To remove runs in spray paint, cut them away from the rest of the surface. The hard thing here is to make it a flat cut following the rest of the surface. If your surface is even, then the easiest way I know of is to use a Veritas flush plane. (I have bought a lot of powertools, sanders, routers, ... I use them a lot, but more and more, to get the assembled material to really go together, I use hand tools. Especially hand planes and scrapers are fantastic to make things flat and even).
Anything that allows you to do the cut along the surface works. A razor blade for example is also good, but harder to grip. A chisel works if you can get it in place, but it is longer, and the handle might prevent you from being horisontal. The advantage with the Veritas flush plane is that it is quite easy to get it aligned with the surface, and then keep it aligned with the surface while cutting. It will detect some uneven parts you might not notice yourself. And it is not likely to deviate downwards into the paint due to the forces from the paint while trying to cut it off.

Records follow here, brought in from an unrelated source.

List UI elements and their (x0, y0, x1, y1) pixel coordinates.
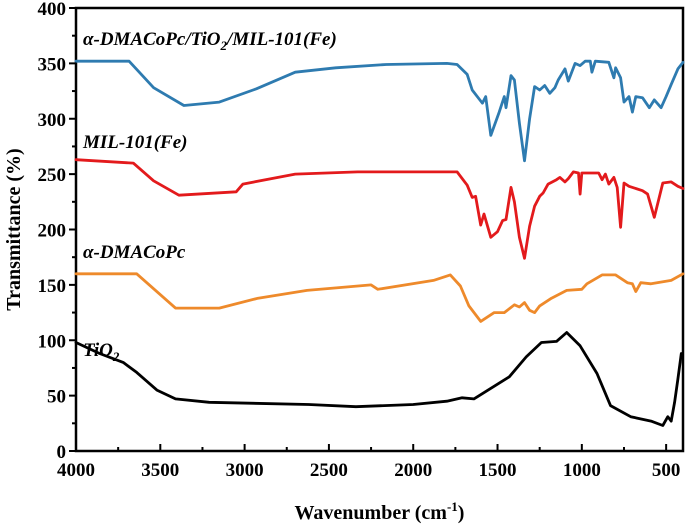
x-tick-label: 2500 (310, 460, 348, 481)
x-tick-label: 1000 (563, 460, 601, 481)
y-tick-label: 150 (38, 276, 67, 297)
y-axis-ticks: 0 50 100 150 200 250 300 350 400 (38, 0, 76, 463)
series-label-0: α-DMACoPc/TiO2/MIL-101(Fe) (83, 29, 337, 53)
x-axis-title: Wavenumber (cm-1) (295, 499, 465, 524)
y-tick-label: 0 (57, 442, 67, 463)
x-tick-label: 500 (652, 460, 681, 481)
plot-area: 4000 3500 3000 2500 2000 1500 1000 500 0 50 100 15… (38, 0, 685, 481)
plot-frame (74, 6, 685, 453)
y-tick-label: 100 (38, 331, 67, 352)
series-line-0 (74, 59, 685, 163)
y-tick-label: 50 (47, 387, 66, 408)
x-tick-label: 3500 (141, 460, 179, 481)
series-line-2 (74, 272, 685, 323)
x-tick-label: 3000 (226, 460, 264, 481)
series-label-2: α-DMACoPc (83, 242, 186, 263)
y-axis-title: Transmittance (%) (3, 148, 25, 310)
series-line-3 (74, 331, 683, 427)
series-label-3: TiO2 (83, 340, 120, 364)
x-tick-label: 2000 (394, 460, 432, 481)
x-axis-ticks: 4000 3500 3000 2500 2000 1500 1000 500 (57, 444, 680, 481)
series-layer (74, 59, 685, 427)
y-tick-label: 350 (38, 54, 67, 75)
series-label-1: MIL-101(Fe) (82, 132, 187, 153)
y-tick-label: 250 (38, 165, 67, 186)
y-tick-label: 200 (38, 221, 67, 242)
y-tick-label: 400 (38, 0, 67, 20)
x-tick-label: 4000 (57, 460, 95, 481)
y-tick-label: 300 (38, 110, 67, 131)
series-labels: α-DMACoPc/TiO2/MIL-101(Fe) MIL-101(Fe) α-D… (82, 29, 337, 364)
series-line-1 (74, 158, 685, 260)
x-tick-label: 1500 (479, 460, 517, 481)
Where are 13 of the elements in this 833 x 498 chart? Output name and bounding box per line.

It is theoretically possible to use sandpaper. But in the very same way as when sanding wood flat, sandpaper is good at making things smooth, not at making things flat. If there is a hill or a dent, it will follow it. If you sand a little too much, you are likely to cause a small dent. Sanding only the protruding part of a paint drop is not easy to do.
The target when removing a run is to cleanly cut off the run from the rest of the surface. If it succeeds, you are left with a flat surface, where the run is replaced with a non gloss paint. If you have enough paint beneath to buff it, you could buff it and have saved the piece. If there is not enough paint left to buff it, you now have an even surface. Sand it, and then apply a new coat of paint on the piece.